2. p53 Acetylation
p53 is a nuclear protein that comprises 393 amino acids and has the domain structure shown in
Figure 1. It contains an N-terminal transactivation domain, proline-rich domain, a centrally located sequence-specific DNA-binding domain (DBD), and a C-terminal tetramerization domain followed by the extreme C-terminal domain (CTD). p53 was the first non-histone protein reported to be acetylated
[9]. The acetylation site on p53 has been detected in the following three regions: CTD, DBD, and between these two domains.
Figure 1. Schematic of p53 domains and acetylation sites. The domain structure of p53 and major p53 acetylation sites are shown above. They are: TAD, transactivation domain; PRD, proline-rich domain; DBD, DNA-binding domain; TD, tetramerization domain; CTD, C-terminal domain. The corresponding modifying enzymes are also indicated.
The lysine residues K370, K372, K373, K381, K382, and K386 in CTD may be acetylated, which promotes the DNA binding of p53 and enhances its transcriptional activity.
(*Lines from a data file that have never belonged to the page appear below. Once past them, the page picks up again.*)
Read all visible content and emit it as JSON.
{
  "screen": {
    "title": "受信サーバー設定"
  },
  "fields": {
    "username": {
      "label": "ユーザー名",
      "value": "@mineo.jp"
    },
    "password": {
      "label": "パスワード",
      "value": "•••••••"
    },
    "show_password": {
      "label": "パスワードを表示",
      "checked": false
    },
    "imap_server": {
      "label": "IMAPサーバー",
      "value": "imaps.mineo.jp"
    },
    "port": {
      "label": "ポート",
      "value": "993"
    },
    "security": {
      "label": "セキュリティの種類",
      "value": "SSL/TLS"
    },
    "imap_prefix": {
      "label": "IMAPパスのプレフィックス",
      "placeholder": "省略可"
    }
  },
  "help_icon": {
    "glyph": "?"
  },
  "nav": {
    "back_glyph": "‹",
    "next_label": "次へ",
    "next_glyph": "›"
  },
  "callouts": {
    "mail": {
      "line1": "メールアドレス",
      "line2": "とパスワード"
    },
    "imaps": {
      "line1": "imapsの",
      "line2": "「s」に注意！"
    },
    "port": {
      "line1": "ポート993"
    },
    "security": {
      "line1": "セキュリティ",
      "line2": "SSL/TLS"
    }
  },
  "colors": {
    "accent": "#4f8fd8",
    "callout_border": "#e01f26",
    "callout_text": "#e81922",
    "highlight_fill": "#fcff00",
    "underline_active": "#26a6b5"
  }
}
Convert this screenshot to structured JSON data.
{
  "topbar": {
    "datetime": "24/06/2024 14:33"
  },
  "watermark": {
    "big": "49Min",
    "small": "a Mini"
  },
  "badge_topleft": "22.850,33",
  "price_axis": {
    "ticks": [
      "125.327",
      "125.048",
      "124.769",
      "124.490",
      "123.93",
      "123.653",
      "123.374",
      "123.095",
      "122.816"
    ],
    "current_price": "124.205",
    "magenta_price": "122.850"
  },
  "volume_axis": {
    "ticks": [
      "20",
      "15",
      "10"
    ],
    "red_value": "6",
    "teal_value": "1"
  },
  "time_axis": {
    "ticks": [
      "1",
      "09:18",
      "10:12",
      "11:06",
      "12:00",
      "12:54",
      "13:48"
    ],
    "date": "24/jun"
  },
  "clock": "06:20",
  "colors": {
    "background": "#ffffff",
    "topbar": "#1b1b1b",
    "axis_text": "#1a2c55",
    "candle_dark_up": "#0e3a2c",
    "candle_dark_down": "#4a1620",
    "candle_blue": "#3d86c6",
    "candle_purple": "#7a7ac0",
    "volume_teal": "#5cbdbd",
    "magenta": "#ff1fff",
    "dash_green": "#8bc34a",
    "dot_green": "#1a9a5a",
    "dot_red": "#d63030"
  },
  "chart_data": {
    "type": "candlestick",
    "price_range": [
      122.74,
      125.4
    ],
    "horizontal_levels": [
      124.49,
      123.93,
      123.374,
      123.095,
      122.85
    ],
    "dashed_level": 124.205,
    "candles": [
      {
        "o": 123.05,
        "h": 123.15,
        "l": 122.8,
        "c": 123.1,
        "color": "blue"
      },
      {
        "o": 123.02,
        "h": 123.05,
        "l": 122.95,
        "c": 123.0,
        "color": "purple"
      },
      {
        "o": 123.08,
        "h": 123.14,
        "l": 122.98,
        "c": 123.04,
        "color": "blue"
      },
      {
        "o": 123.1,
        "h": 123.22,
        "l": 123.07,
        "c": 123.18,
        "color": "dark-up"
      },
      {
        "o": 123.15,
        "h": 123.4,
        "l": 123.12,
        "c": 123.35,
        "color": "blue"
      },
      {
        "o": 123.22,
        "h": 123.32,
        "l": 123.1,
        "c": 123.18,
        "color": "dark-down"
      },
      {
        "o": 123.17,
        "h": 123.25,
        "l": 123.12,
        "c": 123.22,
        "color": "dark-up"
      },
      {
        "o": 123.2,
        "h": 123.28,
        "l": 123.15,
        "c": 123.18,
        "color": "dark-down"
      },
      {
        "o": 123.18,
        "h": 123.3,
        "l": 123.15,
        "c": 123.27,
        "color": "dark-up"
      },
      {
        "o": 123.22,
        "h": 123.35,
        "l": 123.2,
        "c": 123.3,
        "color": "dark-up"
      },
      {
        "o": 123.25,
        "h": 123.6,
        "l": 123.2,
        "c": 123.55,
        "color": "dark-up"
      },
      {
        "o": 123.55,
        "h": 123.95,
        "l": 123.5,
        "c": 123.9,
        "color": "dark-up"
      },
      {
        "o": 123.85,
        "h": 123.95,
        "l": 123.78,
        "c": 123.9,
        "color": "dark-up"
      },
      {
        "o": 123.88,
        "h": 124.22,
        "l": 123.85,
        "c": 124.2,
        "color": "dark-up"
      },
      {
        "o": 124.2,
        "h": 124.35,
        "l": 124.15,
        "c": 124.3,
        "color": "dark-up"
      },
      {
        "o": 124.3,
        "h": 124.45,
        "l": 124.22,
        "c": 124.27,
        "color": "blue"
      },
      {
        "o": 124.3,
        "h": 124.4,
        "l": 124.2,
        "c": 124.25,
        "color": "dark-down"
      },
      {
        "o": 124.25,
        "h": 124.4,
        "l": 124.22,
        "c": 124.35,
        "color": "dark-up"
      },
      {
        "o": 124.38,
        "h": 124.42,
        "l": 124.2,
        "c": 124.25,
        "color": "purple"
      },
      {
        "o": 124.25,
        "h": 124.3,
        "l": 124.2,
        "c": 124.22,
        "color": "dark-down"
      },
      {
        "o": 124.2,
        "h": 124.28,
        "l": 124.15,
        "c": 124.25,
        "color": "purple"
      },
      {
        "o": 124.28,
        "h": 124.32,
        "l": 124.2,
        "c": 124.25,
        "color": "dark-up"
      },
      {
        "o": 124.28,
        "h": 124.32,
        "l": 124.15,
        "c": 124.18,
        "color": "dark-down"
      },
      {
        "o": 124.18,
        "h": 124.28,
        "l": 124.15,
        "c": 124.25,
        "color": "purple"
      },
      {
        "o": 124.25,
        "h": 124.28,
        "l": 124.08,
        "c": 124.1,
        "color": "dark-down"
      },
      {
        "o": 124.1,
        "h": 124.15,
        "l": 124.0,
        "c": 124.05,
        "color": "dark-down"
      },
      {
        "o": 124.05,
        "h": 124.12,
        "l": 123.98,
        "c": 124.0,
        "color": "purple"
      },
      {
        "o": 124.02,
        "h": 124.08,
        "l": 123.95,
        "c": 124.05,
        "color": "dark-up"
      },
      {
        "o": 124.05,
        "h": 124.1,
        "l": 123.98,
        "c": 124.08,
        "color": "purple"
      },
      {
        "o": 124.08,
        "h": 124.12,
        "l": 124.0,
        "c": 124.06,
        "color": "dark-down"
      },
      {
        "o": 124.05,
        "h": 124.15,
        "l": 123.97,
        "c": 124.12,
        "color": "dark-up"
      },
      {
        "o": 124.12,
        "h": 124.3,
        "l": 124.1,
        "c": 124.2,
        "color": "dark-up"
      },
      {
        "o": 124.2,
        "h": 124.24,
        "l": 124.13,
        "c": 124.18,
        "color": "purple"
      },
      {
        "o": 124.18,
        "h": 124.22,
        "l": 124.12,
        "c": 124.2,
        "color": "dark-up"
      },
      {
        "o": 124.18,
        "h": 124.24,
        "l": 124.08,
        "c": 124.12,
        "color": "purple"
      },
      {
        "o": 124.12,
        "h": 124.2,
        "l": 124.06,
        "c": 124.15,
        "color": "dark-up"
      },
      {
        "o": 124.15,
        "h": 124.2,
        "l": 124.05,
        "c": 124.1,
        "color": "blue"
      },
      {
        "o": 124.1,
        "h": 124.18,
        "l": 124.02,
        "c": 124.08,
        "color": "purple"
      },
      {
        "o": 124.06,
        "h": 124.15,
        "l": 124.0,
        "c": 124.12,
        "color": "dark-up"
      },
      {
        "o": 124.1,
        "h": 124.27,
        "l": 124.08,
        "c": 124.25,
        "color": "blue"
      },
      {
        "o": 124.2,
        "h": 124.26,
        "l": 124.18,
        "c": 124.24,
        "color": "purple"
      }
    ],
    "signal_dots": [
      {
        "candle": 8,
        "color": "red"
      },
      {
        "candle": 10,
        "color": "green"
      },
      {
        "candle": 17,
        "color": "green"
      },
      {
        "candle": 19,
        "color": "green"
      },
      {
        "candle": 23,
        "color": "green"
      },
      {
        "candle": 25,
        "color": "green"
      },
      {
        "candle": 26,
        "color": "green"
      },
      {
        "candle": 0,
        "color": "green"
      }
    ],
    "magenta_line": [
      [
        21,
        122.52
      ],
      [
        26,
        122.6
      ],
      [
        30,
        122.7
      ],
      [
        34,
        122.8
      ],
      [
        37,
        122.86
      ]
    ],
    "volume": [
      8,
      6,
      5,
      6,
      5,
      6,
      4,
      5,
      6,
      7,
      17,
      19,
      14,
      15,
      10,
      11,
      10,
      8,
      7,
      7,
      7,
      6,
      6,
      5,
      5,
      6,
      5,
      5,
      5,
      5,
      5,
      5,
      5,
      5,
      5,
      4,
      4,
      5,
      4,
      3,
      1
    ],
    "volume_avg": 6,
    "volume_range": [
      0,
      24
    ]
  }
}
Mechanistically, acetylation in CTD forms antagonistic crosstalk with ubiquitination. In unstressed cells, low p53 levels are maintained by a feedback interaction with mouse double minute 2 homolog (MDM2), an E3 ubiquitin ligase. MDM2 binds and ubiquitinates p53, leading to its degradation via the ubiquitin–proteasome system. The major residues for p53 ubiquitination by MDM2 are located in CTD and, thus, the acetylation of these sites blocks the degradation of p53 and induces its accumulation.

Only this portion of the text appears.